Reconstitution of an actin cortex inside a liposome

Abstract

The composite and versatile structure of the cytoskeleton confers complex mechanical properties on cells. Actin filaments sustain the cell membrane and their dynamics insure cell shape changes. For example, the lamellipodium moves by actin polymerization, a mechanism that has been studied using simplified experimental systems. Much less is known about the actin cortex, a shell-like structure underneath the membrane that contracts for cell movement. We have designed an experimental system that mimicks the cell cortex by allowing actin polymerization to nucleate and assemble at the inner membrane of a liposome. Actin shell growth can be triggered inside the liposome, which offers a useful system for a controlled study. The observed actin shell thickness and estimated mesh size of the actin structure are in good agreement with cellular data. Such a system paves the way for a thorough characterization of cortical dynamics and mechanics.

Figure 1

Schematic illustration of liposome preparation. (A) Assembly of the outer layer. (B) The inner layer, created by emulsion that was sedimented through the monolayer. (C) The liposome obtained by the assembly described in A and B, with different solutions inside and outside. (D) Polymerization was triggered when the pores were added, thus allowing salt and ATP to flow into the liposome. This figure is adapted from Pautot et al. (16).

Figure 2

Triggering polymerization at the membrane. (A–D) Phase contrast microscopy (A and D) and epifluorescence microscopy (B and E) of actin. Without pores (A), the inside of the liposomes appeared denser and correlated to mass fluorescence of the actin (B). (C) Fluorescence profile along the yellow line drawn in B. In the presence of pores (D), sucrose left the liposome, and the contrast observed in phase contrast vanished, whereas actin fluorescence was localized at the membrane (E), which is shown by peaks (F) on the profile along the line shown in E. A fraction of 10% of actin was marked with Alexa Fluor 488 (G) and actin filaments were revealed by rhodamine-phalloidin staining (H) that colocalized with the actin shell (I). Scale bars: (A and B) 10 μm; (D and E) 5 μm, (G–I) 10 μm.

Figure 3

Effect of the presence of cholesterol, the Arp2/3 complex, and VVCA-His or drugs on cortex formation in the absence (A) and presence (B) of cholesterol (x = 0.37), in the lipid composition. Plain bars represent the percentage of liposomes displaying a fluorescent shell (actin contrast, C > 0.01), and hatched bars refer to the contrast.
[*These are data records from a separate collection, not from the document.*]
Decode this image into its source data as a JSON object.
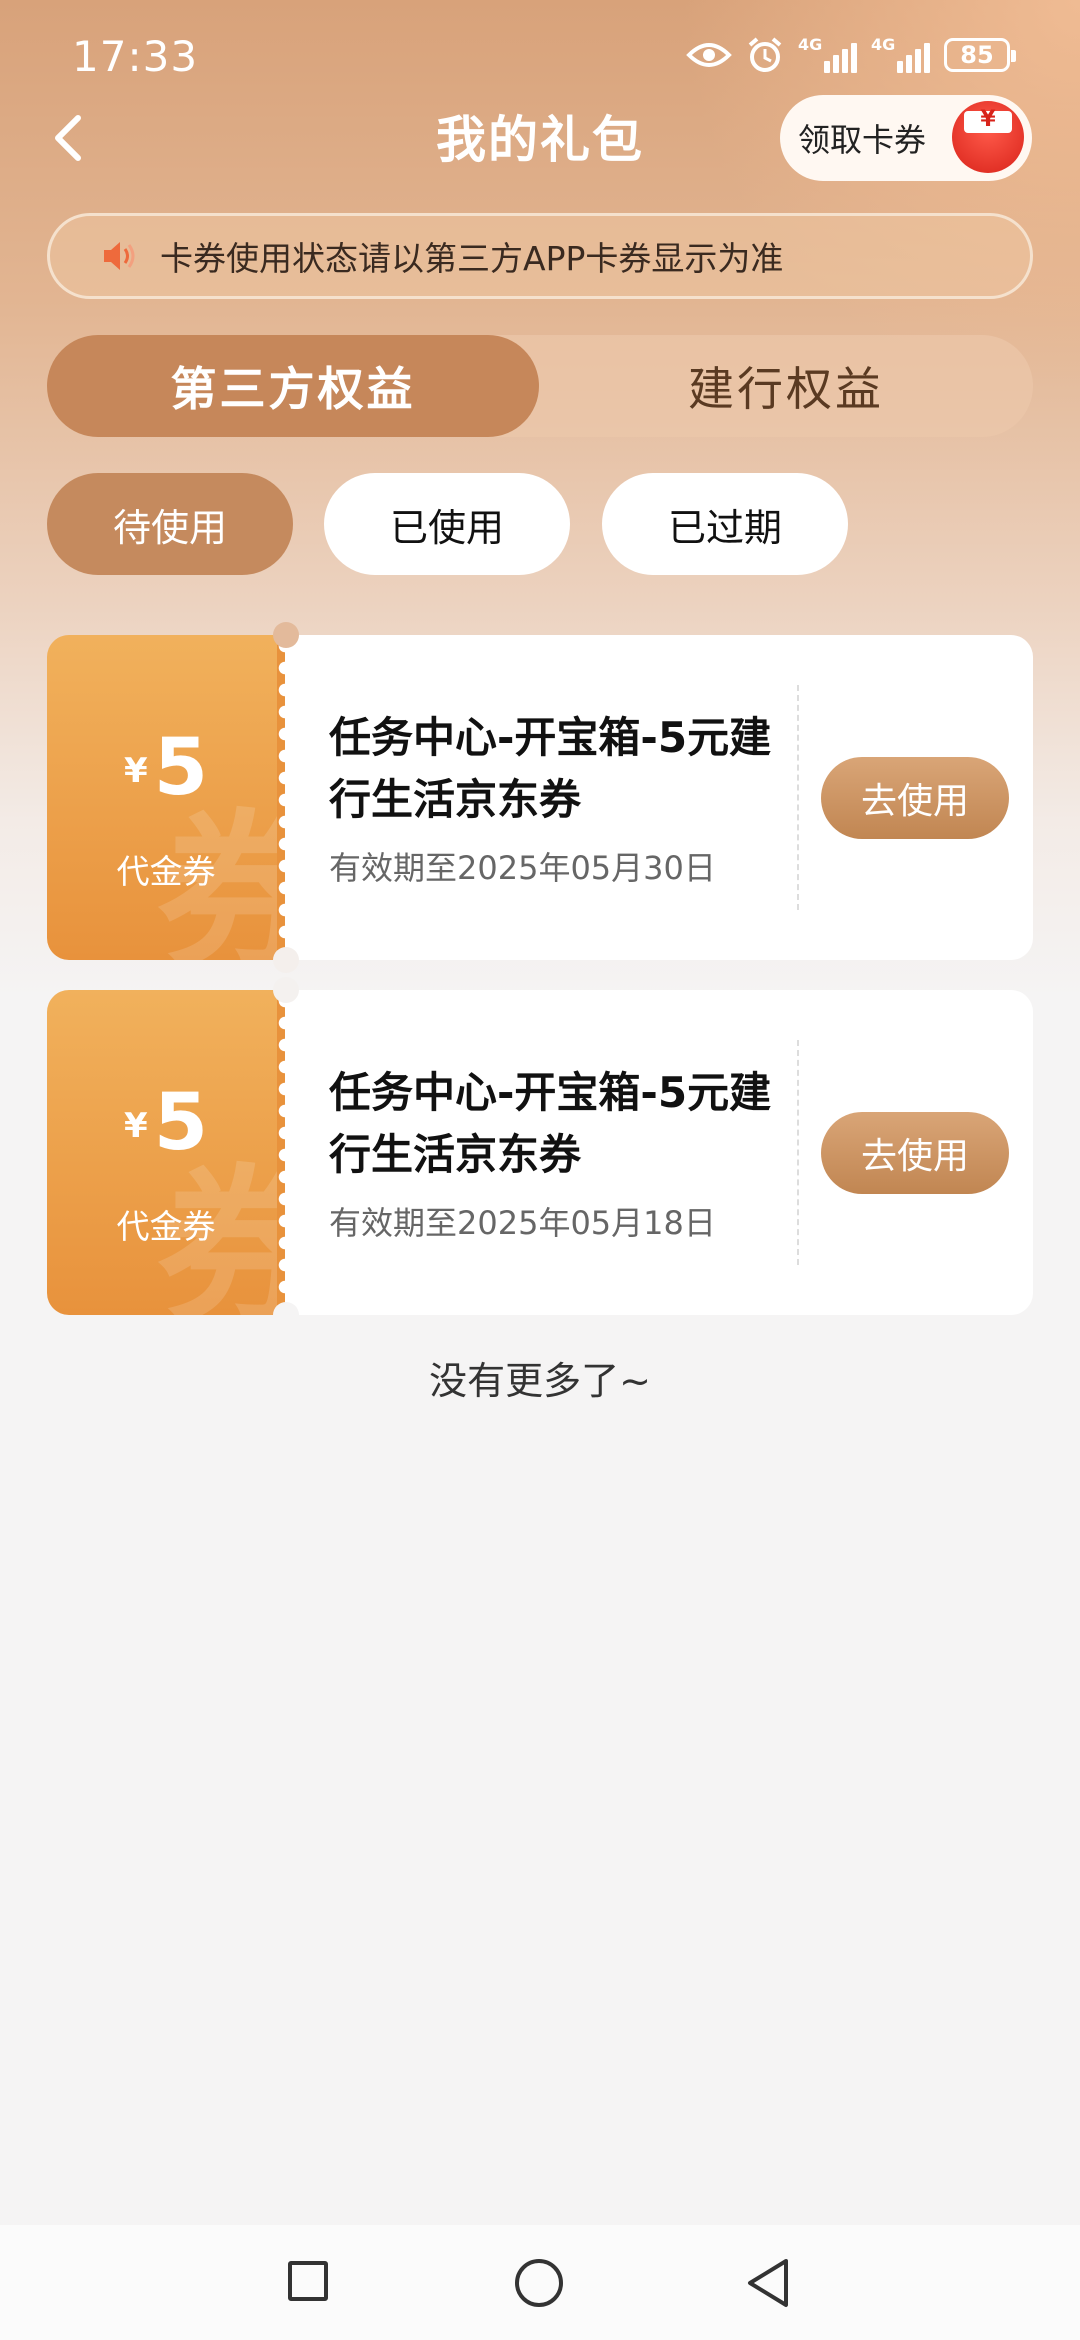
{
  "status_bar": {
    "time": "17:33",
    "net1": "4G",
    "net2": "4G",
    "battery": "85"
  },
  "header": {
    "title": "我的礼包",
    "get_coupon_label": "领取卡券",
    "gift_symbol": "¥"
  },
  "notice": {
    "text": "卡券使用状态请以第三方APP卡券显示为准"
  },
  "main_tabs": [
    {
      "label": "第三方权益",
      "active": true
    },
    {
      "label": "建行权益",
      "active": false
    }
  ],
  "filters": [
    {
      "label": "待使用",
      "active": true
    },
    {
      "label": "已使用",
      "active": false
    },
    {
      "label": "已过期",
      "active": false
    }
  ],
  "coupons": [
    {
      "currency": "¥",
      "amount": "5",
      "kind": "代金券",
      "watermark": "券",
      "title": "任务中心-开宝箱-5元建行生活京东券",
      "expiry": "有效期至2025年05月30日",
      "action": "去使用"
    },
    {
      "currency": "¥",
      "amount": "5",
      "kind": "代金券",
      "watermark": "券",
      "title": "任务中心-开宝箱-5元建行生活京东券",
      "expiry": "有效期至2025年05月18日",
      "action": "去使用"
    }
  ],
  "footer": {
    "no_more": "没有更多了~"
  },
  "colors": {
    "accent": "#c6875a",
    "coupon_orange": "#e8923c"
  }
}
Solid bars, the complete system of proteins (see Materials and Methods); dark shaded bars, VVCA-His is omitted; light shaded bars, both VVCA and Arp2/3 complex are omitted; open bar, in the presence of latrunculin A. For each condition, we give the total number, n, of observed liposomes. The shell fluorescence percentages in the different conditions either in the absence or in the presence of cholesterol were proven to differ significantly using the χ² statistic.

Figure 4

Evolution of the gel thickness as a function of liposome size. Solid squares or open circles correspond to one single liposome measurement. Solid-square points were obtained under concentration conditions of 0.12 μM for the Arp2/3 complex, 50 nM for gelsolin, 2 μM for ADF-cofilin, 1 μM for profilin, 6.5 μM for G-actin (including 20% fluorescently labeled actin), and 0.64 μM VVCA-His. Solid “×”symbols are thickness values averaged over each 0.5-μm radius increase. Shaded crosses are thickness values averaged over each 0.5-μm radius increase in the case of twice the protein concentration. Open circles are shell thicknesses for liposomes in the presence of cholesterol in the same protein conditions as solid points. Most points lie between the slopes 0.08 and 0.2 (dashed lines). (Inset) Scheme of notations used in the text.